相談通訳の倫理綱領を策定しました

相談通訳の倫理綱領

東京外国語大学多言語・多文化教育研究センター
コミュニティ通訳協働実践型研究会

前文
 私たち相談通訳は、あらゆる専門家相談および外国語相談窓口の現場において、言語・文化的マイノリティが抱える諸問題の内実を読み取り、言語間の訳出行為にとどまらず、他の専門家と協働して課題の解決を目指す。
「相談通訳の倫理綱領」は、通訳実務を担う専門人材が自らの実践において順守し、振り返るための行動指針である。またこの倫理綱領は、多文化共生を目指す一専門職としての相談通訳の自覚を広く社会に示し、その業務上の責任範囲を明らかにするものである。


1 相談通訳の定義
 相談通訳は、コミュニティ通訳の専門分野である司法・行政・教育・医療の分野において、言語・文化的マイノリティを通訳・翻訳面から支援し、ホスト社会につなげる「橋渡し役」を務める専門職である。


2 倫理基準
 相談通訳として業務を遂行するにあたり、以下の「知識」「技術」「態度/マナー」に分類される倫理基準を順守する。

 2-1 知識
 ・相談通訳は、日本の制度面を中心とした司法・行政・教育・医療の各分野に関する基礎知識を習得する。

 ・相談通訳は、日本社会の多言語・多文化化をめぐる動向を把握し、相談者の背景に関する理解を深める。

 2-2 技術
 ・相談通訳は、情報を正確に「聞く」力、共感的に「聴く」力、質問により問題を把握するための「訊く」力からなる「きく」力を基本的技術として、的確なヒアリングを行う。

 ・相談通訳は、正確かつ忠実な通訳を提供するため、逐次通訳を原則とする。

 ・相談通訳は、専門家の発話が相談者に十分に理解できないと通訳者の立場から判断されるとき、専門家に状況を説明する。

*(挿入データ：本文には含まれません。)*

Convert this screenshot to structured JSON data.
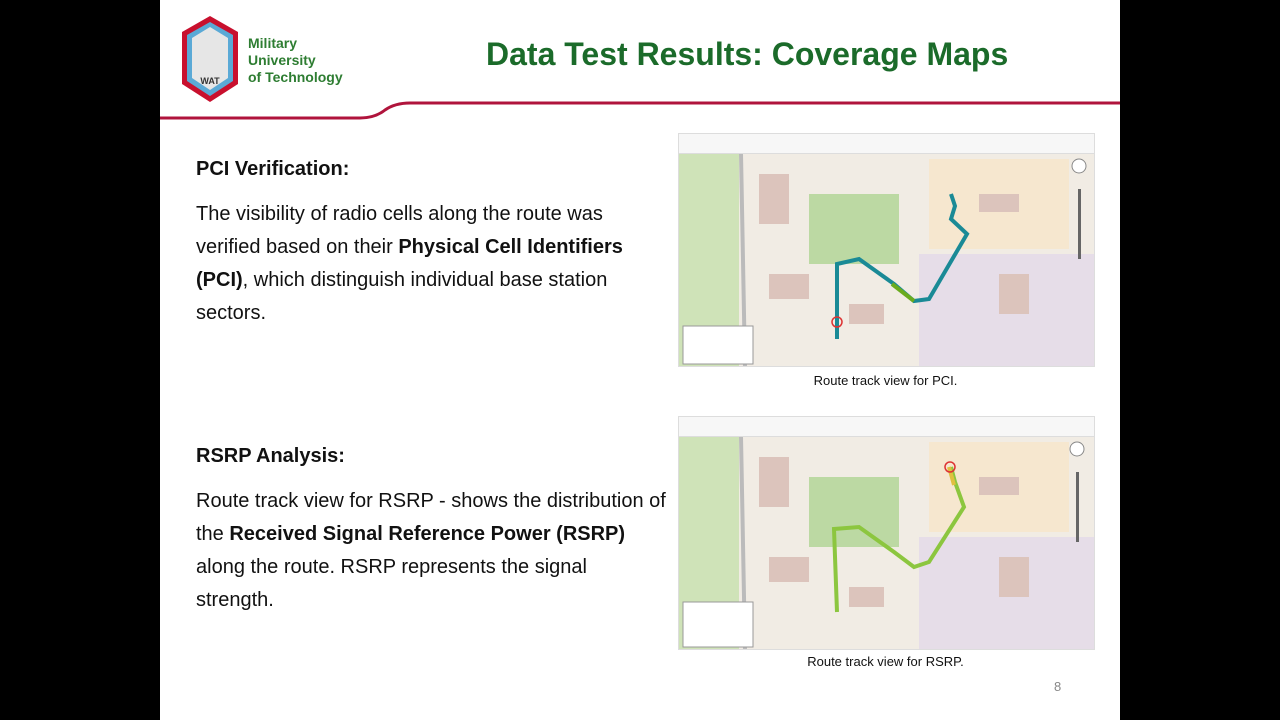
{
  "logo": {
    "emblem_text": "WAT",
    "lines": [
      "Military",
      "University",
      "of Technology"
    ]
  },
  "title": "Data Test Results: Coverage Maps",
  "sections": [
    {
      "heading": "PCI Verification:",
      "text_before": "The visibility of radio cells along the route was verified based on their ",
      "bold": "Physical Cell Identifiers (PCI)",
      "text_after": ", which distinguish individual base station sectors.",
      "caption": "Route track view for PCI."
    },
    {
      "heading": "RSRP Analysis:",
      "text_before": "Route track view for RSRP - shows the distribution of the ",
      "bold": "Received Signal Reference Power (RSRP)",
      "text_after": " along the route. RSRP represents the signal strength.",
      "caption": "Route track view for RSRP."
    }
  ],
  "colors": {
    "title": "#1b6b2a",
    "accent_line": "#b0143c",
    "pci_route": "#1a8a96",
    "rsrp_route": "#8cc63f"
  },
  "page_number": "8"
}
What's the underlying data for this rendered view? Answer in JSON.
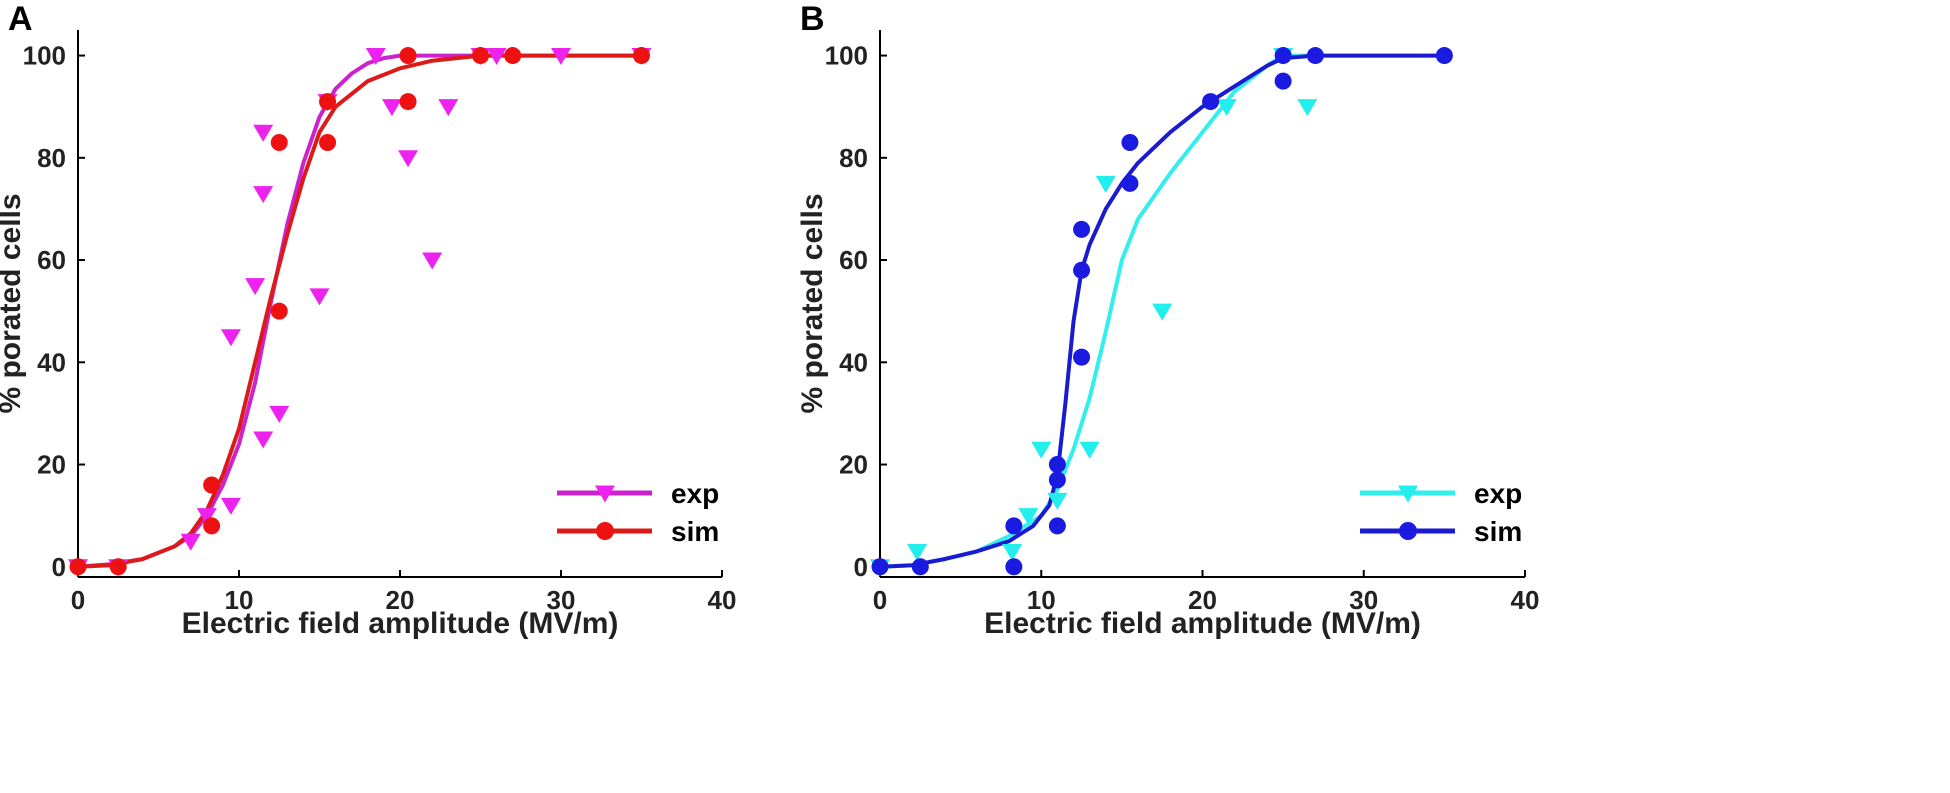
{
  "chart_data": [
    {
      "panel_label": "A",
      "type": "scatter",
      "xlabel": "Electric field amplitude (MV/m)",
      "ylabel": "% porated cells",
      "xlim": [
        0,
        40
      ],
      "ylim": [
        -2,
        105
      ],
      "xticks": [
        0,
        10,
        20,
        30,
        40
      ],
      "yticks": [
        0,
        20,
        40,
        60,
        80,
        100
      ],
      "legend_position": "bottom-right",
      "series": [
        {
          "name": "exp",
          "color": "#ee22ee",
          "line_color": "#cc22cc",
          "marker": "triangle-down",
          "points": [
            [
              0,
              0
            ],
            [
              2.5,
              0
            ],
            [
              7,
              5
            ],
            [
              8,
              10
            ],
            [
              9.5,
              12
            ],
            [
              9.5,
              45
            ],
            [
              11,
              55
            ],
            [
              11.5,
              25
            ],
            [
              11.5,
              73
            ],
            [
              11.5,
              85
            ],
            [
              12.5,
              30
            ],
            [
              15,
              53
            ],
            [
              15.5,
              91
            ],
            [
              18.5,
              100
            ],
            [
              19.5,
              90
            ],
            [
              20.5,
              80
            ],
            [
              22,
              60
            ],
            [
              23,
              90
            ],
            [
              25,
              100
            ],
            [
              26,
              100
            ],
            [
              30,
              100
            ],
            [
              35,
              100
            ]
          ],
          "curve": [
            [
              0,
              0
            ],
            [
              2,
              0.5
            ],
            [
              4,
              1.5
            ],
            [
              6,
              4
            ],
            [
              7,
              6
            ],
            [
              8,
              10
            ],
            [
              9,
              16
            ],
            [
              10,
              24
            ],
            [
              11,
              36
            ],
            [
              12,
              52
            ],
            [
              13,
              67
            ],
            [
              14,
              79
            ],
            [
              15,
              88
            ],
            [
              16,
              93.5
            ],
            [
              17,
              96.5
            ],
            [
              18,
              98.5
            ],
            [
              19,
              99.5
            ],
            [
              20,
              100
            ],
            [
              22,
              100
            ],
            [
              25,
              100
            ],
            [
              30,
              100
            ],
            [
              35,
              100
            ]
          ]
        },
        {
          "name": "sim",
          "color": "#ee1111",
          "line_color": "#dd1a1a",
          "marker": "circle",
          "points": [
            [
              0,
              0
            ],
            [
              2.5,
              0
            ],
            [
              8.3,
              16
            ],
            [
              8.3,
              8
            ],
            [
              12.5,
              83
            ],
            [
              12.5,
              50
            ],
            [
              15.5,
              91
            ],
            [
              15.5,
              83
            ],
            [
              20.5,
              100
            ],
            [
              20.5,
              91
            ],
            [
              25,
              100
            ],
            [
              27,
              100
            ],
            [
              35,
              100
            ]
          ],
          "curve": [
            [
              0,
              0
            ],
            [
              2,
              0.3
            ],
            [
              4,
              1.5
            ],
            [
              6,
              4
            ],
            [
              7,
              6.5
            ],
            [
              8,
              11
            ],
            [
              9,
              18
            ],
            [
              10,
              27
            ],
            [
              11,
              40
            ],
            [
              12,
              53
            ],
            [
              13,
              65
            ],
            [
              14,
              76
            ],
            [
              15,
              85
            ],
            [
              16,
              90
            ],
            [
              18,
              95
            ],
            [
              20,
              97.5
            ],
            [
              22,
              99
            ],
            [
              25,
              100
            ],
            [
              30,
              100
            ],
            [
              35,
              100
            ]
          ]
        }
      ]
    },
    {
      "panel_label": "B",
      "type": "scatter",
      "xlabel": "Electric field amplitude (MV/m)",
      "ylabel": "% porated cells",
      "xlim": [
        0,
        40
      ],
      "ylim": [
        -2,
        105
      ],
      "xticks": [
        0,
        10,
        20,
        30,
        40
      ],
      "yticks": [
        0,
        20,
        40,
        60,
        80,
        100
      ],
      "legend_position": "bottom-right",
      "series": [
        {
          "name": "exp",
          "color": "#22eeee",
          "line_color": "#33eeee",
          "marker": "triangle-down",
          "points": [
            [
              0,
              0
            ],
            [
              2.3,
              3
            ],
            [
              8.2,
              3
            ],
            [
              9.2,
              10
            ],
            [
              10,
              23
            ],
            [
              11,
              13
            ],
            [
              13,
              23
            ],
            [
              14,
              75
            ],
            [
              17.5,
              50
            ],
            [
              21.5,
              90
            ],
            [
              25,
              100
            ],
            [
              26.5,
              90
            ]
          ],
          "curve": [
            [
              0,
              0
            ],
            [
              2,
              0.3
            ],
            [
              4,
              1.5
            ],
            [
              6,
              3
            ],
            [
              8,
              6
            ],
            [
              10,
              10
            ],
            [
              11,
              15
            ],
            [
              12,
              23
            ],
            [
              13,
              33
            ],
            [
              14,
              46
            ],
            [
              15,
              60
            ],
            [
              16,
              68
            ],
            [
              18,
              77
            ],
            [
              20,
              85
            ],
            [
              22,
              93
            ],
            [
              24,
              98
            ],
            [
              25,
              100
            ],
            [
              30,
              100
            ],
            [
              35,
              100
            ]
          ]
        },
        {
          "name": "sim",
          "color": "#1a1ae0",
          "line_color": "#1a1ad0",
          "marker": "circle",
          "points": [
            [
              0,
              0
            ],
            [
              2.5,
              0
            ],
            [
              8.3,
              8
            ],
            [
              8.3,
              0
            ],
            [
              11,
              20
            ],
            [
              11,
              17
            ],
            [
              11,
              8
            ],
            [
              12.5,
              66
            ],
            [
              12.5,
              58
            ],
            [
              12.5,
              41
            ],
            [
              15.5,
              83
            ],
            [
              15.5,
              75
            ],
            [
              20.5,
              91
            ],
            [
              25,
              100
            ],
            [
              25,
              95
            ],
            [
              27,
              100
            ],
            [
              35,
              100
            ]
          ],
          "curve": [
            [
              0,
              0
            ],
            [
              2,
              0.3
            ],
            [
              4,
              1.5
            ],
            [
              6,
              3
            ],
            [
              8,
              5
            ],
            [
              9.5,
              8
            ],
            [
              10.5,
              12
            ],
            [
              11,
              18
            ],
            [
              11.5,
              32
            ],
            [
              12,
              48
            ],
            [
              12.5,
              58
            ],
            [
              13,
              63
            ],
            [
              14,
              70
            ],
            [
              15,
              75
            ],
            [
              16,
              79
            ],
            [
              18,
              85
            ],
            [
              20,
              90
            ],
            [
              22,
              94
            ],
            [
              24,
              98
            ],
            [
              25,
              99.5
            ],
            [
              27,
              100
            ],
            [
              35,
              100
            ]
          ]
        }
      ]
    }
  ]
}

 ・相談通訳は、相談者の発話が言語・文化的相違により誤解を生ずるおそれがあると判断されるとき、それを専門家に適切に伝え、コミュニケーションを円滑にする。

 2-3 態度/マナー
 ・相談通訳は、業務上知り得た情報について守秘義務を順守し、自らの個人情報についても厳重に管理する。
 
 ・相談通訳は、対象となる人たちとの信頼関係を形成するため、自ら適切な服装・表情・振る舞いを心掛け、また対象者間の立場の違いに配慮しながら、対等なコミュニケーションを成立させる。

 ・相談通訳は、社会からの理解と信頼を得るために、自己の力量を自覚して業務にあたる。

 ・相談通訳は、自らの実践を振り返り、協働による省察の場を通じて、常に専門性の向上に努める。